The film opens in the spirit realm, where Grand Master Oogway (Randall Duk Kim), having achieved ultimate enlightenment, is chilling on a Roger Dean-inspired floating rock, when he is attacked by his old enemy Kai (J.K. Simmons). The immortal bull-being wants to collect Oogway’s qi, or spiritual energy, and use it not to conquer at Scrabble (where qi is valuable because it is a “q” word you can play without a “u” in your rack, and also because its alternate spellings “ki” and “chi” are legal words), but to bring the entire world under his hoof. Any movie that starts off with a bull and turtle battling through the astral plane with magical, zero-G kung fu has my attention.

Meanwhile, back in the land of the mortal anthropomorphic animals, Po’s teacher Master Shifu (Dustin Hoffman) is retiring and appointing Po as his successor at the Jade Temple kung fu school, just in time for our hero to fight off an onslaught by Kai and his pop-up army of jade zombies. Po’s worldview is further shattered by the arrival of his long-lost father, Li Shan (Bryan Cranston), who offers to take him home to the secret, Shangri-la-like village of pandas to perfect his knowledge of qi (which will get you 33 points on a Triple Word Score). Po’s adopted father Mr. Ping (legendary character actor James Hong, who achieved immortality as Lo Pan in Big Trouble in Little China) is suspicious, and tags along for the journey, leaving Po’s sidekicks the Furious Five to fight a rear-guard action against the rampaging Kai.
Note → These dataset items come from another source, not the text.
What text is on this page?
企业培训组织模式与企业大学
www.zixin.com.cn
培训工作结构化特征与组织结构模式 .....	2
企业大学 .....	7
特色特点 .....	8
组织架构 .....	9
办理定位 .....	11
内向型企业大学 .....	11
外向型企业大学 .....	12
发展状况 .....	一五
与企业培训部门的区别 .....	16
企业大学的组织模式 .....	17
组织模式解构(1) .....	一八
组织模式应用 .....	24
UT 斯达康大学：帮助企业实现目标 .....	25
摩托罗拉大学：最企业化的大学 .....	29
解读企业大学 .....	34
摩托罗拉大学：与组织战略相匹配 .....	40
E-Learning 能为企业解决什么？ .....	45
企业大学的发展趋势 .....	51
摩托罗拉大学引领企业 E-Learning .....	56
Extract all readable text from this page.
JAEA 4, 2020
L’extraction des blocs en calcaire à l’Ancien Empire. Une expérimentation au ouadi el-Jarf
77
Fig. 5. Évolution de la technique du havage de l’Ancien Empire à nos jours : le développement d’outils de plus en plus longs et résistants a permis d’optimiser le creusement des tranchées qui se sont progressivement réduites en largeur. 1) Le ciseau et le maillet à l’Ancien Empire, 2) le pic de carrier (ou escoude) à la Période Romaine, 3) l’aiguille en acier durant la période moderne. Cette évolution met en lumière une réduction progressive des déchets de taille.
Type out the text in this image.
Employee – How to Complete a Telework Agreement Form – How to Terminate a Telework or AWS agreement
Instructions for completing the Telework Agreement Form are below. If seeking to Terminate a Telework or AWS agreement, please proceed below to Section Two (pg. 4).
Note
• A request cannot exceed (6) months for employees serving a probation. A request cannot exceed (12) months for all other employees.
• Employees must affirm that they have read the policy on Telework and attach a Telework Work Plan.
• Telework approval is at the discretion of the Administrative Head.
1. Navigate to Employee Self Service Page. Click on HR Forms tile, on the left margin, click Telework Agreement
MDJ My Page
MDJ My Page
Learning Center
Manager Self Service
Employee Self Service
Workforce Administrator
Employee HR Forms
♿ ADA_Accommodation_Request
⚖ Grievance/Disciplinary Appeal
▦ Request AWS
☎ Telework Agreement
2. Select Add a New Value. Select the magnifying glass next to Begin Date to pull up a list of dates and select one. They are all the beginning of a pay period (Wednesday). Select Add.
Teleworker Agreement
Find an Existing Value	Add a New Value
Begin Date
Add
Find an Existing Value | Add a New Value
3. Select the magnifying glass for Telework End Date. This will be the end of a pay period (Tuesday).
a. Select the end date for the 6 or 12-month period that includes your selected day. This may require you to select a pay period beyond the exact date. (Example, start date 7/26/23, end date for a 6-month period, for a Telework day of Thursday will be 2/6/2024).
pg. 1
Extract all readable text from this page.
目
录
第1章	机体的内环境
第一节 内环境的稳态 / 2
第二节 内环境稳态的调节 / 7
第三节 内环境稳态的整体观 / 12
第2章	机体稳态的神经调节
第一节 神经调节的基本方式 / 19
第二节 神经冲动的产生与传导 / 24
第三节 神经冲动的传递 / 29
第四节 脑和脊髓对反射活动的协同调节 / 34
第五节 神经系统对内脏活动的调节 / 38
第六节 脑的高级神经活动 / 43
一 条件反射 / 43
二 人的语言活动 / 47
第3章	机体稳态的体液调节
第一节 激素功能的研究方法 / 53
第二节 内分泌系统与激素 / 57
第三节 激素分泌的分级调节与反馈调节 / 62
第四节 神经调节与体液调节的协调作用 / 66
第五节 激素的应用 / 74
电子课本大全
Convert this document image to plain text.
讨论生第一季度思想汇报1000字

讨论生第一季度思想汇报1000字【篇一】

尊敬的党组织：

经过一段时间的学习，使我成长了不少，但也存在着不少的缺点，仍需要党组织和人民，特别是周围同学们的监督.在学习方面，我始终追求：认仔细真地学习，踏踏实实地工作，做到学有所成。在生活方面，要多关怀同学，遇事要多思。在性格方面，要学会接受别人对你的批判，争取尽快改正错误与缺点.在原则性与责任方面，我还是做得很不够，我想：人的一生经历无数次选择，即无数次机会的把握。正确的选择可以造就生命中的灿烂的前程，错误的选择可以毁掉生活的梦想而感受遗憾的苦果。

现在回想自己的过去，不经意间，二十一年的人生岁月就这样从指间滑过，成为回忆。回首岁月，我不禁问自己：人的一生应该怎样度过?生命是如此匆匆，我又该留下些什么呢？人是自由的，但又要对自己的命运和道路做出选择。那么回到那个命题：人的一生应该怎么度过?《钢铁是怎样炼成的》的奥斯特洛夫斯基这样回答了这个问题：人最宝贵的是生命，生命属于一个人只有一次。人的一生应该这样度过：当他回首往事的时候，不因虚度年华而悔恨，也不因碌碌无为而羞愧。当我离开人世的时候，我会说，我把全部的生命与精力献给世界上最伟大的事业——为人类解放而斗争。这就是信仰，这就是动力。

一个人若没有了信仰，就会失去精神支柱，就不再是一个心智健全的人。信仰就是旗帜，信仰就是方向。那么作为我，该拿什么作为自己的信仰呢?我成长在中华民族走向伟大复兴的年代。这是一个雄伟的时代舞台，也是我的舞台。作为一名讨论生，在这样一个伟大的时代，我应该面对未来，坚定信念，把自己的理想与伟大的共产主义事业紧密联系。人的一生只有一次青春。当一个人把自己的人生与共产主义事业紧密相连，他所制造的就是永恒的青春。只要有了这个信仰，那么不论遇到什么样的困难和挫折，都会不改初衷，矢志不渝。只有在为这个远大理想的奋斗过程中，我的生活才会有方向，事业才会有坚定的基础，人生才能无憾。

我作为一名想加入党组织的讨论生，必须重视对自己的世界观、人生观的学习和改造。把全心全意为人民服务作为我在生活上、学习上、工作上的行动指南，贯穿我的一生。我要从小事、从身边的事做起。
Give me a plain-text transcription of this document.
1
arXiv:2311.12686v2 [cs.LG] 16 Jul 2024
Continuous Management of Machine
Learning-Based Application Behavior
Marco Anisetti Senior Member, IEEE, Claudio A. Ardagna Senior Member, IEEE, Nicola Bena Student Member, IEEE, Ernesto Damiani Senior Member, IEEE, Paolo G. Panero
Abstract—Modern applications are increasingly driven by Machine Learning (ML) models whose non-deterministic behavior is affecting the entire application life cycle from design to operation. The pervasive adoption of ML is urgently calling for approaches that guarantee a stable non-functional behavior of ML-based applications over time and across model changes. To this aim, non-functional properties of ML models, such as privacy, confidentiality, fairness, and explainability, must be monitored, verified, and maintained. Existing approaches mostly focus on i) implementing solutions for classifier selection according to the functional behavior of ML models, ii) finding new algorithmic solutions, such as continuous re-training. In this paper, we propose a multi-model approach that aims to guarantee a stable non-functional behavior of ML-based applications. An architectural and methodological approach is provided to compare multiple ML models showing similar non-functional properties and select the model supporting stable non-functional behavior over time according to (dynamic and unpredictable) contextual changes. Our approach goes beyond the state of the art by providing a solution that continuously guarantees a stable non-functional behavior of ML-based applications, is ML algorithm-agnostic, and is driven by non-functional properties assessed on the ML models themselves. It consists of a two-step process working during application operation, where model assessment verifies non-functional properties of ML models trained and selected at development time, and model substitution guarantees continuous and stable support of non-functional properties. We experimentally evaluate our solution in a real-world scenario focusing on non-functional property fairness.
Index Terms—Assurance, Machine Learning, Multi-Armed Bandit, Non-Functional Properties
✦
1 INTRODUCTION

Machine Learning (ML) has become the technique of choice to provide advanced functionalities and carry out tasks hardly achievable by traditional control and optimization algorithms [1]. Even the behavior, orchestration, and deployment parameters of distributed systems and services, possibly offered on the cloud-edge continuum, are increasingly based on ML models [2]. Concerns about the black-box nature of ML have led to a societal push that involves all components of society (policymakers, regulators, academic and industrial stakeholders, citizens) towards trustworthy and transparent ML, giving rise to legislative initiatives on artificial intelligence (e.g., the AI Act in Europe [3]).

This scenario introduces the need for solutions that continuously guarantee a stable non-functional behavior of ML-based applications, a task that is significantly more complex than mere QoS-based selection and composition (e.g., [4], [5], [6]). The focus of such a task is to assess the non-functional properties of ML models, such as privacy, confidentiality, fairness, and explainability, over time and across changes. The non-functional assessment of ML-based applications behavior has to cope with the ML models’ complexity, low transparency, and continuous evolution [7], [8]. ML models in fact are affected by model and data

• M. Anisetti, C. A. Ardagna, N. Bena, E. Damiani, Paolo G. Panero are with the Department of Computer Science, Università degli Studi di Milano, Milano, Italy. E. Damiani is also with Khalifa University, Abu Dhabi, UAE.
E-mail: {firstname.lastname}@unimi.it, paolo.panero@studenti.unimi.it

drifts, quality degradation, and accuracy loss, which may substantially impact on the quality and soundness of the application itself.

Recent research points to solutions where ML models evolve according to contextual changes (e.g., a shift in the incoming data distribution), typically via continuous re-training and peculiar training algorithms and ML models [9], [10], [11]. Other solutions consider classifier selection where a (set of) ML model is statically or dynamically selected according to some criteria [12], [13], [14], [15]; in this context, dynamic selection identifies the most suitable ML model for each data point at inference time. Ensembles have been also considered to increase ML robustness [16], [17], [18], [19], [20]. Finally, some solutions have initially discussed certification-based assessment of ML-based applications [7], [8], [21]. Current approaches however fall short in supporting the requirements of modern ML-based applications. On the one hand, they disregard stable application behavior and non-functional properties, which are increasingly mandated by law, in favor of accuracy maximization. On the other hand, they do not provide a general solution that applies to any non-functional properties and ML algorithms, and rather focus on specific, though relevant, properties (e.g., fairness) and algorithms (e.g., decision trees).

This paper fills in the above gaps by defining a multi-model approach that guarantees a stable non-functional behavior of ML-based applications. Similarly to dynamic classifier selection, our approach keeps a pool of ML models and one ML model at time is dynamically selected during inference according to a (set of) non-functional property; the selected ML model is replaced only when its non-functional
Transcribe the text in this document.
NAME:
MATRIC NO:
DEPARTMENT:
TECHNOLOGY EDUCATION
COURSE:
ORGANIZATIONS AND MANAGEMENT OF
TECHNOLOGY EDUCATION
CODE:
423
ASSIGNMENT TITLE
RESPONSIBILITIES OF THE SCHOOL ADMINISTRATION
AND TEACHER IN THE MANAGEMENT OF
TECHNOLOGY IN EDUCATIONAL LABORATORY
Flowing freely between styles inspired by anime, Pixar, and Asian woodcuts, Kung Fu Panda 3 is easily the most visually lush film DreamWorks has ever produced. The combination of the over-the-top aesthetic of Chinese wuxia films with the Western animated tradition, where animals like Mickey Mouse and Bugs Bunny assume human traits, has produced a cool, original cross-cultural mashup. Like the work of Jackie Chan (whose Master Monkey is all but neglected in this film), the meticulously choreographed fight sequences are played for slapstick. The basic concepts and iconography, while they may sound confusing in a review, are easily grasped by kids raised on Dragon Ball Z. Po’s journey of self-acceptance lacks the psychological insight of Inside Out, but what it lacks in sophistication it makes up for in good-spiritedness. Kung Fu Panda 3 may be empty calories, but it tastes pretty good going down.